Under Sullivan, a public figure cannot recover damages for defamation unless they prove the statement was made with knowledge that it was false or with reckless disregard for the truth. In practice, this standard has become a nearly impenetrable fortress for media defendants. A network can possess a full transcript, broadcast a distorted version of what someone said, and escape liability because proving what was happening inside the heads of producers and on-air personalities is almost impossible.
The standard made a certain kind of sense in 1964, when the Court sought to protect newspapers covering the civil rights movement from retaliatory lawsuits by hostile public officials in the Deep South. The media landscape was defined by print newspapers, three broadcast networks, and a public that had limited access to original source material. If a newspaper misquoted a public figure, readers had little ability to verify the original statement themselves.
That world no longer exists.
Why the internet age changes everything
Dershowitz's attorneys argue that more than half a century of experience with Sullivan has exposed its failures, particularly in an era where the meaning of "press" has fundamentally changed. Their petition states:
"Indeed, after more than half a century of experience with Sullivan, the time has come for this Court to overrule or limit Sullivan in light of experience and the vastly changed meaning of 'press' in the internet age."
The argument carries weight. In 1964, there was no mechanism for ordinary citizens to watch a full Senate floor statement on their phones within minutes of it being delivered. Today, anyone with an internet connection can pull up the transcript. The asymmetry of information that justified Sullivan's broad protections has collapsed. When a network distorts a public figure's words, the public can now see the distortion in real time. What hasn't changed is the legal architecture that lets the network get away with it.

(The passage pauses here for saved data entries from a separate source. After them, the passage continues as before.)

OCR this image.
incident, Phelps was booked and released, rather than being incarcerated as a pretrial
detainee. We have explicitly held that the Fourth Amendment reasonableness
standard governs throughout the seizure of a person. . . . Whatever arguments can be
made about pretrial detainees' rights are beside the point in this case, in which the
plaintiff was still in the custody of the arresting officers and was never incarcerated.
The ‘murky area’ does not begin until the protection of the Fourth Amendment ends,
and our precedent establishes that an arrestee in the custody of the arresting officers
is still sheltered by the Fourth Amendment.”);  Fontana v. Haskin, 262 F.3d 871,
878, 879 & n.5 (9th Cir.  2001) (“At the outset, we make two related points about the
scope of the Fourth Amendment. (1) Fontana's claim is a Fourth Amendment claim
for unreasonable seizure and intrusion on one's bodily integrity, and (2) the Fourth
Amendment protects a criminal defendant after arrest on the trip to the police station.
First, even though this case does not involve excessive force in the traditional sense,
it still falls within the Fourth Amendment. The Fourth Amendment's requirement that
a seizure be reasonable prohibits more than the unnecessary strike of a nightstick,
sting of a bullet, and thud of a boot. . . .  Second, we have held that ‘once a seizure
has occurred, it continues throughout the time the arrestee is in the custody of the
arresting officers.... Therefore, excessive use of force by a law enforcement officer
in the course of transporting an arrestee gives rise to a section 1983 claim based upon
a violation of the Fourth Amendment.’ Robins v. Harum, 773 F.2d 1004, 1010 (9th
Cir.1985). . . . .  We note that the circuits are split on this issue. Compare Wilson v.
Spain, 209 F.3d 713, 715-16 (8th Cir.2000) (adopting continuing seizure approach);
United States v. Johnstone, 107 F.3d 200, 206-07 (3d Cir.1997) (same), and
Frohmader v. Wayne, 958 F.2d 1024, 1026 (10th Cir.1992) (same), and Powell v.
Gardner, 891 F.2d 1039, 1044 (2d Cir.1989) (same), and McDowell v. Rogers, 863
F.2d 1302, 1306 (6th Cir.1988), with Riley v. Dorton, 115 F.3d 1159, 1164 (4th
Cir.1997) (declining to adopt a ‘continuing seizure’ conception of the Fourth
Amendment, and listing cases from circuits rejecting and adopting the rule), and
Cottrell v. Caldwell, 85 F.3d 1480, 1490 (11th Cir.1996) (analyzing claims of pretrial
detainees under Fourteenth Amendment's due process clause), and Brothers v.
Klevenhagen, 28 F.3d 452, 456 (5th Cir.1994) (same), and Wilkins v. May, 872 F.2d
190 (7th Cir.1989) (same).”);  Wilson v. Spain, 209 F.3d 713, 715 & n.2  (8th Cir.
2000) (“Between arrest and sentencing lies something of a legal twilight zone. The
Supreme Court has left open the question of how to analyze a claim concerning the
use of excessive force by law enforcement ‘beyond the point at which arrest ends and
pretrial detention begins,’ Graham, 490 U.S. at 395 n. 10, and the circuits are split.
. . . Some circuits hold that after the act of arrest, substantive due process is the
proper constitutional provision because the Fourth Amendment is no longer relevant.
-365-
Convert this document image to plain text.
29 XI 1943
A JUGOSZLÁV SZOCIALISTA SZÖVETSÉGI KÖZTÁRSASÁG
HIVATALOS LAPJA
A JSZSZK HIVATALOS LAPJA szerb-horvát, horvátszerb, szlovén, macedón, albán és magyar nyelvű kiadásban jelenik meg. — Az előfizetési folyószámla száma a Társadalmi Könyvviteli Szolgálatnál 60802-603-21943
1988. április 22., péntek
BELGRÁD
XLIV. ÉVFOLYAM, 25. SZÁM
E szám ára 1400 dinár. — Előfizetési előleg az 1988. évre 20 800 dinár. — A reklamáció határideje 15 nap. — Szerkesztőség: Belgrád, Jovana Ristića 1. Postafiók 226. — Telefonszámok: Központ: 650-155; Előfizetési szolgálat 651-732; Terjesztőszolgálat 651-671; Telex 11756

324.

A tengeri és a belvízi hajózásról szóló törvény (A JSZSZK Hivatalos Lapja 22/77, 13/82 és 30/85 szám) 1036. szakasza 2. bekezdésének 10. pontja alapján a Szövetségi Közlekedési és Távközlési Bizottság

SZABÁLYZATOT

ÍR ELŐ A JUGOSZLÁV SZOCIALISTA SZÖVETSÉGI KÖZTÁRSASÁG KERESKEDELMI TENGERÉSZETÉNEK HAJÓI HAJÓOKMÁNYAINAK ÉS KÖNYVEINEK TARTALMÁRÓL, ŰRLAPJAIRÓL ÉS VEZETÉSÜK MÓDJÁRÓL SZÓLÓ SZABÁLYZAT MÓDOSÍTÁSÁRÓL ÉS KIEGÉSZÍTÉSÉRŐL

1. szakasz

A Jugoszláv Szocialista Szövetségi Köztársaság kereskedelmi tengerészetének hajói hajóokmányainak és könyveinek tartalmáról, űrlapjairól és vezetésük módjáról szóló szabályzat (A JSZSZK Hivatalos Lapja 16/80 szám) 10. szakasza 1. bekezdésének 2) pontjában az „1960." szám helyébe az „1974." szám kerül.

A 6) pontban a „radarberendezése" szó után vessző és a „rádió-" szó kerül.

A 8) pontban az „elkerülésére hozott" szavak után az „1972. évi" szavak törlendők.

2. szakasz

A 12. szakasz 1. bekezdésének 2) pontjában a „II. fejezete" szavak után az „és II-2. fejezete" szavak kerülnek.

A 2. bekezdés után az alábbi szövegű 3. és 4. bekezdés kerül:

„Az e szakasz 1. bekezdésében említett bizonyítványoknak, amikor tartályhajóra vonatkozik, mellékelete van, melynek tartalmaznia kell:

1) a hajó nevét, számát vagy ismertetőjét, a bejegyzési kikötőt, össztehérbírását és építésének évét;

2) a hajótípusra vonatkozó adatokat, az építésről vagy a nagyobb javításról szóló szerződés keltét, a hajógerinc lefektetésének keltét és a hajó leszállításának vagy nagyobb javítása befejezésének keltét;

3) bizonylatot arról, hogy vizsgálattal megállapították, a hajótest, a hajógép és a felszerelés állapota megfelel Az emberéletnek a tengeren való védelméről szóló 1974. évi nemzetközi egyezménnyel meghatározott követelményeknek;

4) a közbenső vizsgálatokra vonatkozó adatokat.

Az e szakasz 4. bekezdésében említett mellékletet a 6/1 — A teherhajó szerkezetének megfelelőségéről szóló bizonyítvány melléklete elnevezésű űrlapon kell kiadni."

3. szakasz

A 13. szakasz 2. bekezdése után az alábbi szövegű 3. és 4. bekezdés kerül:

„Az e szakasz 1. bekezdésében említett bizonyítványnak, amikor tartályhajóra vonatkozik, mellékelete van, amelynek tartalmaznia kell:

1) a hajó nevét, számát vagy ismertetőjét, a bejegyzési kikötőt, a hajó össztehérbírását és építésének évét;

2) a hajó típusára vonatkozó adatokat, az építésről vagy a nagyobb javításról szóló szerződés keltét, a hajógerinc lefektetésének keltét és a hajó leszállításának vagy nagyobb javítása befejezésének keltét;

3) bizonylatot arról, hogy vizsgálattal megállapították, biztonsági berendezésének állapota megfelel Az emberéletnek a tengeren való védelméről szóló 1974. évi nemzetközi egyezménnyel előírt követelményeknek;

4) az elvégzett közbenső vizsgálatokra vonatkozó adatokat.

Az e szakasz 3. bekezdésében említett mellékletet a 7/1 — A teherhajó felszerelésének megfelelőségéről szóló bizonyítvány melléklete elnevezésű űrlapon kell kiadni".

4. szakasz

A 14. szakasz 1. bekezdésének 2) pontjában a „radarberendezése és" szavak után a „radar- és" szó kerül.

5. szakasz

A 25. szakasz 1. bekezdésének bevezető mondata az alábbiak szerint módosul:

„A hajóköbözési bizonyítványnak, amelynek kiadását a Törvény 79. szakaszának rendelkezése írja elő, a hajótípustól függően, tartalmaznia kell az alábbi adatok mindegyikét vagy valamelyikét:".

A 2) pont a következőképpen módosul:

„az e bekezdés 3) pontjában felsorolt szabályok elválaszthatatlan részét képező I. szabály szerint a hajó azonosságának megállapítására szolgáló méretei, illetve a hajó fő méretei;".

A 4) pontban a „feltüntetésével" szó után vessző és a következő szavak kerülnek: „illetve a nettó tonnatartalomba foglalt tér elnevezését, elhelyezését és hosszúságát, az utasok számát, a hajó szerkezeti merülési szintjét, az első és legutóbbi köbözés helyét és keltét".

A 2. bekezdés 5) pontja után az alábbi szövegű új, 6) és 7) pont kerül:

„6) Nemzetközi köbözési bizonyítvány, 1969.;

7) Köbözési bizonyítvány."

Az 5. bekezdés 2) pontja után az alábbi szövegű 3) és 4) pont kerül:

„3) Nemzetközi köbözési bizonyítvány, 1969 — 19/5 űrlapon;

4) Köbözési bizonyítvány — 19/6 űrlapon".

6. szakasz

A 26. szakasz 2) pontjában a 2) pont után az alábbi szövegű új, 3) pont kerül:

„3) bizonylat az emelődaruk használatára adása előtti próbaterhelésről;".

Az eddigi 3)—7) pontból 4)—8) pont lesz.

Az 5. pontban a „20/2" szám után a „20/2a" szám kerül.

The petition asks the Court to consider whether the actual malice standard should be discarded entirely, or at a minimum, whether it should no longer apply to private citizens who become public figures. That distinction matters. Dershowitz is not an elected official. He is a law professor who was retained as counsel in a proceeding. The idea that he must clear the same legal bar as a sitting president or senator to recover for provably false statements about him is a question worth asking.
A shield that became a sword
The broader conservative critique of Sullivan is straightforward: a doctrine designed to protect the press from government retaliation has become a doctrine that protects the press from accountability. Major media organizations can broadcast falsehoods about private citizens, political commentators, and public figures with near impunity. The legal cost and evidentiary burden of proving actual malice mean most potential plaintiffs never file suit. Those who do, like Dershowitz, face summary judgment.
The result is a media environment where the incentive structure rewards recklessness. Getting the story wrong carries no legal consequence, so long as the target is famous enough. Getting the story right carries no additional reward. The standard doesn't distinguish between an honest mistake and a deliberate distortion, because proving deliberateness is the very thing the standard makes functionally impossible.
Several sitting justices have signaled openness to reconsidering Sullivan in recent years. Whether this case is the vehicle they choose remains to be seen. But the facts Dershowitz presents are almost tailor-made for the question: a network that possessed the full record, broadcast the opposite of what it showed, and then invoked the First Amendment as a defense.
CNN tried to make this go away quietly. The Court told them to show up and answer.